Can any one restrain you from assenting to truth?—"No one."—Can any one compel you to admit a falsehood?—"No one."—You see, then, that you have in this topic a choice incapable of being restrained or compelled or hindered. Well, is it any otherwise with regard to pursuit and desire? What can conquer one pursuit?—"Another pursuit."—What desire and aversion?—"Another desire and another aversion." If you set death before me (say you) you compel me. No; not what is set before you doth it, but your principle, that it is better to do such or such a thing than to die. Here, again, you see it is your own principle which compels you—that is, choice compels choice. For, if God had constituted that portion which he hath separated from his own offence and given to us, capable of being restrained or compelled, either by himself or by any other, he would not have been God, nor have taken care of us in a due manner.

§ 3. These things, says the diviner, I find in the victims. These things are signified to you. If you please, you are free. If you please, you will have no one to complain of, no one to accuse. All will be equally according to your own mind, and to the mind of God.

§ 4. For the sake of this oracle I go to the diviner and the philosopher, admiring not him merely on the account of his interpretation, but the things which he interprets.

 

| Go to Table of Contents |

 

Chapter XVIII

That We Are Not To Be Angry With the Errors of Others

§ 1.1 IF what the philosophers say be true, that all men's actions proceed from one source; that, as they assent, from a persuasion that a thing is so, and dissent, from a persuasion that it is not, and suspend their judgment, from a persuasion that it is uncertain; so, likewise, they exert their pursuits, from a persuasion that such a thing is for their advantage; and it is impossible to esteem one thing advantageous, and desire another; to esteem one thing a duty, and pursue another: why, after all, should we be angry at the multitude?

They are thieves and pilferers.

What do you mean by thieves and pilferers? They are in an error concerning good and evil. Ought you, then, to be angry, or to pity them? Do but show them their error, and you will see that they will amend their faults; but, if they do not see it, the principles they form are to them their supreme rule.

What, then, ought not this thief and this adulterer to be destroyed?

By no means [ask that]; but say rather,2 "Ought not he to be destroyed who errs and is deceived in things of the greatest importance; blinded, not in the sight that distinguishes white from black, but in the judgment that distinguishes good from evil?" By stating your question thus you see how inhuman it is, and just as if you would say, "Ought not this blind, or that deaf, man to be destroyed?" For, if the greatest hurt be a deprivation of the most valuable things, and the most valuable thing to every one is a right judgment in choosing; when any one is deprived of this, why, after all, are you angry?
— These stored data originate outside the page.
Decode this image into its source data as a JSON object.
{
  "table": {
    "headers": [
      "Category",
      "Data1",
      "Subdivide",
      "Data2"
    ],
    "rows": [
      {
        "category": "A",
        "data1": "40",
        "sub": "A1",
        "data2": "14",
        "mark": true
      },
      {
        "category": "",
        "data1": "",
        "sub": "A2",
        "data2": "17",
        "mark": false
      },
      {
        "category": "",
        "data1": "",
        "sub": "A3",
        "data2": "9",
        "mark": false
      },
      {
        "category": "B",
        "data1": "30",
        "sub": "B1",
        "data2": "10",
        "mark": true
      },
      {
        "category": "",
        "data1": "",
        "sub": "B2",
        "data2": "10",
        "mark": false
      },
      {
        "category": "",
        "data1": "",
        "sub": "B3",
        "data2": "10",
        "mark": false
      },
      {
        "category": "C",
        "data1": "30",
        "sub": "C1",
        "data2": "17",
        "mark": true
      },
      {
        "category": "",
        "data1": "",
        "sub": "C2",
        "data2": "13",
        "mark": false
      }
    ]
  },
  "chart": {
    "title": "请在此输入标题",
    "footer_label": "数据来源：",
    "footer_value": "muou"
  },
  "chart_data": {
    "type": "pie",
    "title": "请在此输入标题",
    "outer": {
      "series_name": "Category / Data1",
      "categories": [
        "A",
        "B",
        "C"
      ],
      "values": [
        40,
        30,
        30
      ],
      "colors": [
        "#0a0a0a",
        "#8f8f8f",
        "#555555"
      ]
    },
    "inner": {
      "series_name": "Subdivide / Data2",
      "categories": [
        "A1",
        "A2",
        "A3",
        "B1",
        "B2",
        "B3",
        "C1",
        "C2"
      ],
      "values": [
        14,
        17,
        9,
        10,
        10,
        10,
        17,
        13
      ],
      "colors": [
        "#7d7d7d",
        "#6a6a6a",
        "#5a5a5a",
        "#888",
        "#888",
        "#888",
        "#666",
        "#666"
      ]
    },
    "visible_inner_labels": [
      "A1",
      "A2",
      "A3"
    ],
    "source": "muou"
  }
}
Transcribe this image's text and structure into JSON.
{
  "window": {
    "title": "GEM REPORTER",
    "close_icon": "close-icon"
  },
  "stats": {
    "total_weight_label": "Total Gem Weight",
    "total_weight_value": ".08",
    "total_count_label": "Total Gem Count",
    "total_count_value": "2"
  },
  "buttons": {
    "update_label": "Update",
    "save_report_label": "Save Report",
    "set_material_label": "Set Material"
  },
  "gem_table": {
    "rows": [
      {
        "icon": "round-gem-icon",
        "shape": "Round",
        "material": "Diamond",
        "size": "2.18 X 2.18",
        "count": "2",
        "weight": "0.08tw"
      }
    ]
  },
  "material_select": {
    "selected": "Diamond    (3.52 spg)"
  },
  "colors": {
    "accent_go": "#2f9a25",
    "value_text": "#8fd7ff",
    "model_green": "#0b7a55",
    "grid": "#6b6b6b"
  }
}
You ought not to be affected, man, contrary to nature, by the ills of another. Pity3 him rather. Do not be angry; nor say, as many do, What! shall these execrable and odious wretches dare to act thus? Whence have you so suddenly learnt wisdom? Because we admire those things which such people take from us. Do not admire your clothes, and you will not be angry with the thief. Do not admire the beauty of your wife, and you will not be angry with an adulterer. Know that a thief and an adulterer have no place in the things that are properly your own; but in those that belong to others, and which are not in your power. If you give up these things, and look upon them as nothing, with whom will you any longer be angry? But while you admire them, be angry with yourself rather than with others. Consider only: You have a fine suit of clothes, your neighbour has not. You have a window, you want to air them. He knows not in what the good of man consists, but imagines it is in a fine suit of clothes; the very thing which you imagine too. Must not he, then, of course, come and take them away? When you show a cake to greedy people, and are devouring it all yourself, would not you have them snatch it from you? Do not provoke them. Do not have a window. Do not air your clothes. I, too, the other day, had an iron lamp burning before my household deities. Hearing a noise at the window, I ran. I found my lamp was stolen. I considered, that he who took it away did nothing unaccountable. What then? To-morrow, says I, you shall find an earthen one; for a man loses only what he hath. I have lost my coat.